Текст книги "Зибенкэз"


Автор книги: Жан-Поль Рихтер



сообщить о нарушении

Текущая страница: 34 (всего у книги 42 страниц)

Старший санитарный советник отвратил от него свой взор василиска, яростно схватил свою трость и, словно тюк, скатился с лестницы, оставив распечатанный рвотный порошок (он же посошок – для пути на тот свет), так что пациенту остается лишь оплатить его из собственного кошелька.

Однако доброму Генриху пришлось теперь выдерживать новую войну, против Штибеля и Ленетты, пока Фирмиан не вмешался в качестве посредника, заявив, что он и без того отказался бы принять рвотное, ибо оно могло бы ему повредить в виду застарелой сердечной болезни (ах, это было сказано фигурально) и сложного заболевания нескольких нервных узлов – гордиевых узлов в завязке его жизненной драмы.

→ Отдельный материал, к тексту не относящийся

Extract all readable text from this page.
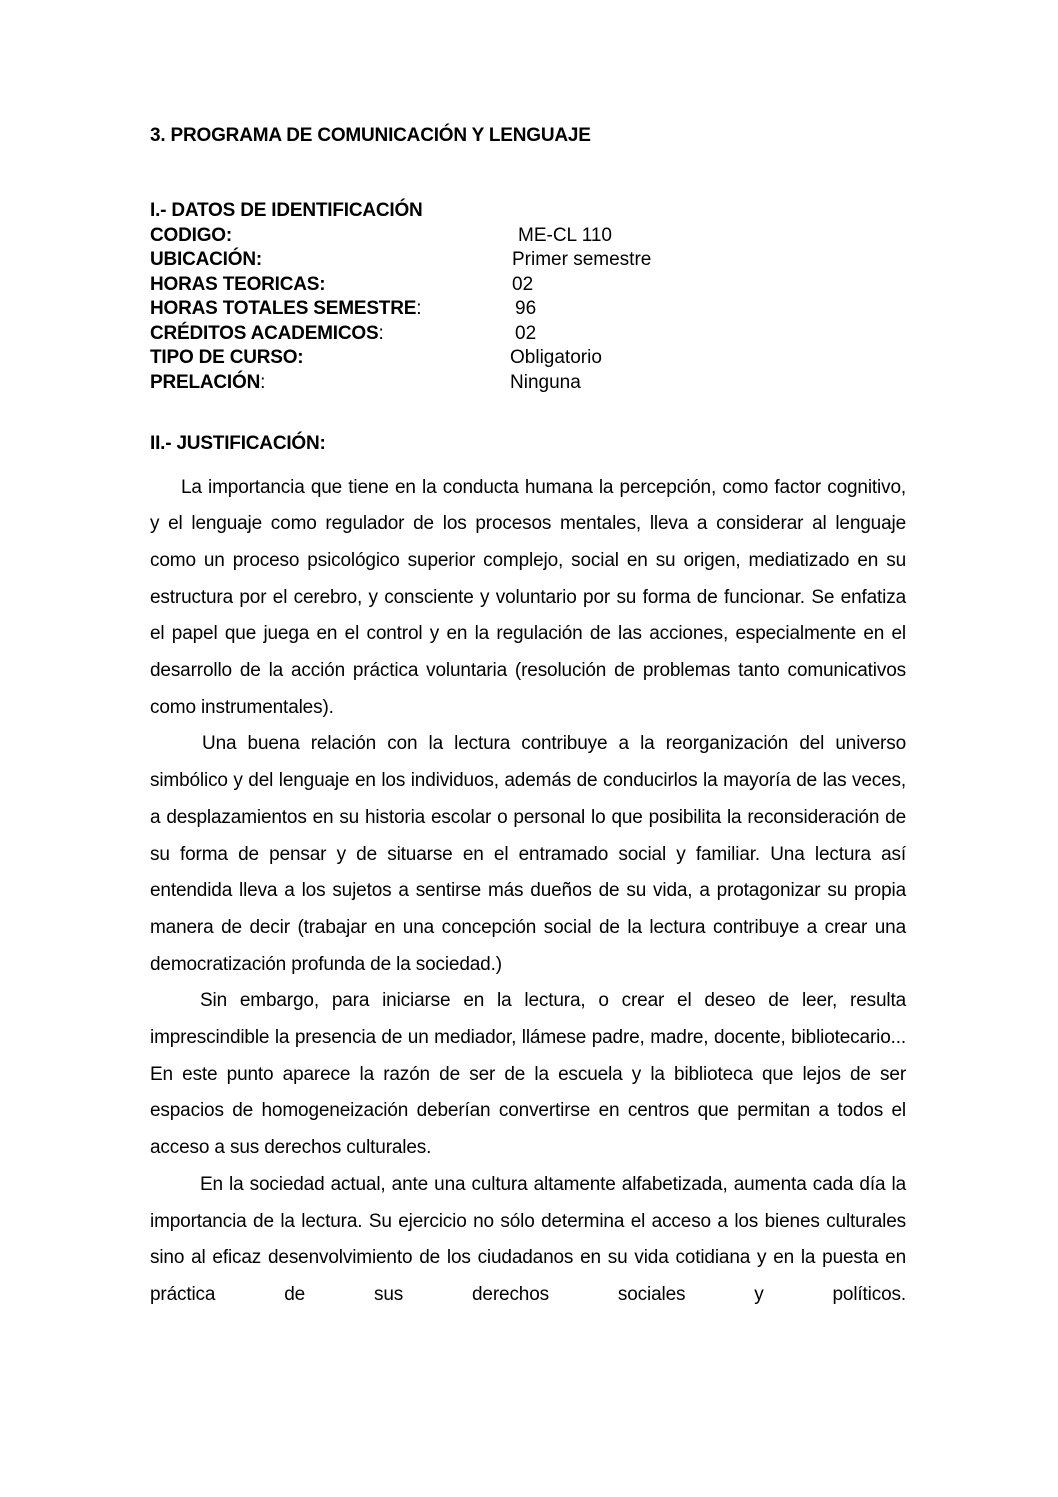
3. PROGRAMA DE COMUNICACIÓN Y LENGUAJE
I.- DATOS DE IDENTIFICACIÓN
CODIGO:	ME-CL 110
UBICACIÓN:	Primer semestre
HORAS TEORICAS:	02
HORAS TOTALES SEMESTRE:	96
CRÉDITOS ACADEMICOS:	02
TIPO DE CURSO:	Obligatorio
PRELACIÓN:	Ninguna
II.- JUSTIFICACIÓN:

La importancia que tiene en la conducta humana la percepción, como factor cognitivo, y el lenguaje como regulador de los procesos mentales, lleva a considerar al lenguaje como un proceso psicológico superior complejo, social en su origen, mediatizado en su estructura por el cerebro, y consciente y voluntario por su forma de funcionar. Se enfatiza el papel que juega en el control y en la regulación de las acciones, especialmente en el desarrollo de la acción práctica voluntaria (resolución de problemas tanto comunicativos como instrumentales).

Una buena relación con la lectura contribuye a la reorganización del universo simbólico y del lenguaje en los individuos, además de conducirlos la mayoría de las veces, a desplazamientos en su historia escolar o personal lo que posibilita la reconsideración de su forma de pensar y de situarse en el entramado social y familiar. Una lectura así entendida lleva a los sujetos a sentirse más dueños de su vida, a protagonizar su propia manera de decir (trabajar en una concepción social de la lectura contribuye a crear una democratización profunda de la sociedad.)

Sin embargo, para iniciarse en la lectura, o crear el deseo de leer, resulta imprescindible la presencia de un mediador, llámese padre, madre, docente, bibliotecario... En este punto aparece la razón de ser de la escuela y la biblioteca que lejos de ser espacios de homogeneización deberían convertirse en centros que permitan a todos el acceso a sus derechos culturales.

En la sociedad actual, ante una cultura altamente alfabetizada, aumenta cada día la importancia de la lectura. Su ejercicio no sólo determina el acceso a los bienes culturales sino al eficaz desenvolvimiento de los ciudadanos en su vida cotidiana y en la puesta en práctica de sus derechos sociales y políticos.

Тем временем ему становилось все хуже и хуже, и никаким притворством он уже не мог бы этого скрыть; рикошетный удар апоплексии был возможен в любой момент. «Мне пора составлять завещание, – сказал Фирмиан, – я жажду увидеть общинного писца». Как известно, это должностное лицо, согласно кушнаппельскому сельскому и городскому праву, записывает все последние волеизъявления. – Общинный писец Бёрстель наконец вошел; это была дряблая, высохшая улитка с робким и настороженным лицом, похожим на круглую пуговичную форму и выражавшим голод, страх и внимание. Многие думали, что мясо Бёрстеля лишь намазано на его кости, как обмазка на новый шведский кровельный картон. «Что должен я сегодня записать для Вышеозначенных господ?» – начал Бёрстель. «Изящный кодицилл, – ответил Зибенкэз? – но сначала задайте мне один-другой каверзный вопрос (с какими обычно обращаются к завещателям), чтобы между прочим выведать, нахожусь ли я еще в здравом уме и твердой памяти». Тогда тот спросил: «Кто я такой, по мнению Означенного господина?» – «Вы – господин общинный писец Бёрстель» – ответил пациент. – «Это не только правильно, – заявил Бёрстель, – но и доказывает, что вы бредите лишь немного или даже совсем не бредите, а потому можно без околичностей приступить к составлению завещательного акта…»

Последняя воля Зибенкэза, адвоката для бедных.

«Я, нижеподписавшийся, ныне желтеющий и опадающий совместно с прочими августовскими яблоками, в виду близости к смерти (которая освободит от власти тела мою душу, принадлежавшую ему на правах крепостной души), желаю протанцовать еще несколько веселых па, назад и в сторону, и несколько фигур гроссфатера, за три минуты до базельской пляски смерти».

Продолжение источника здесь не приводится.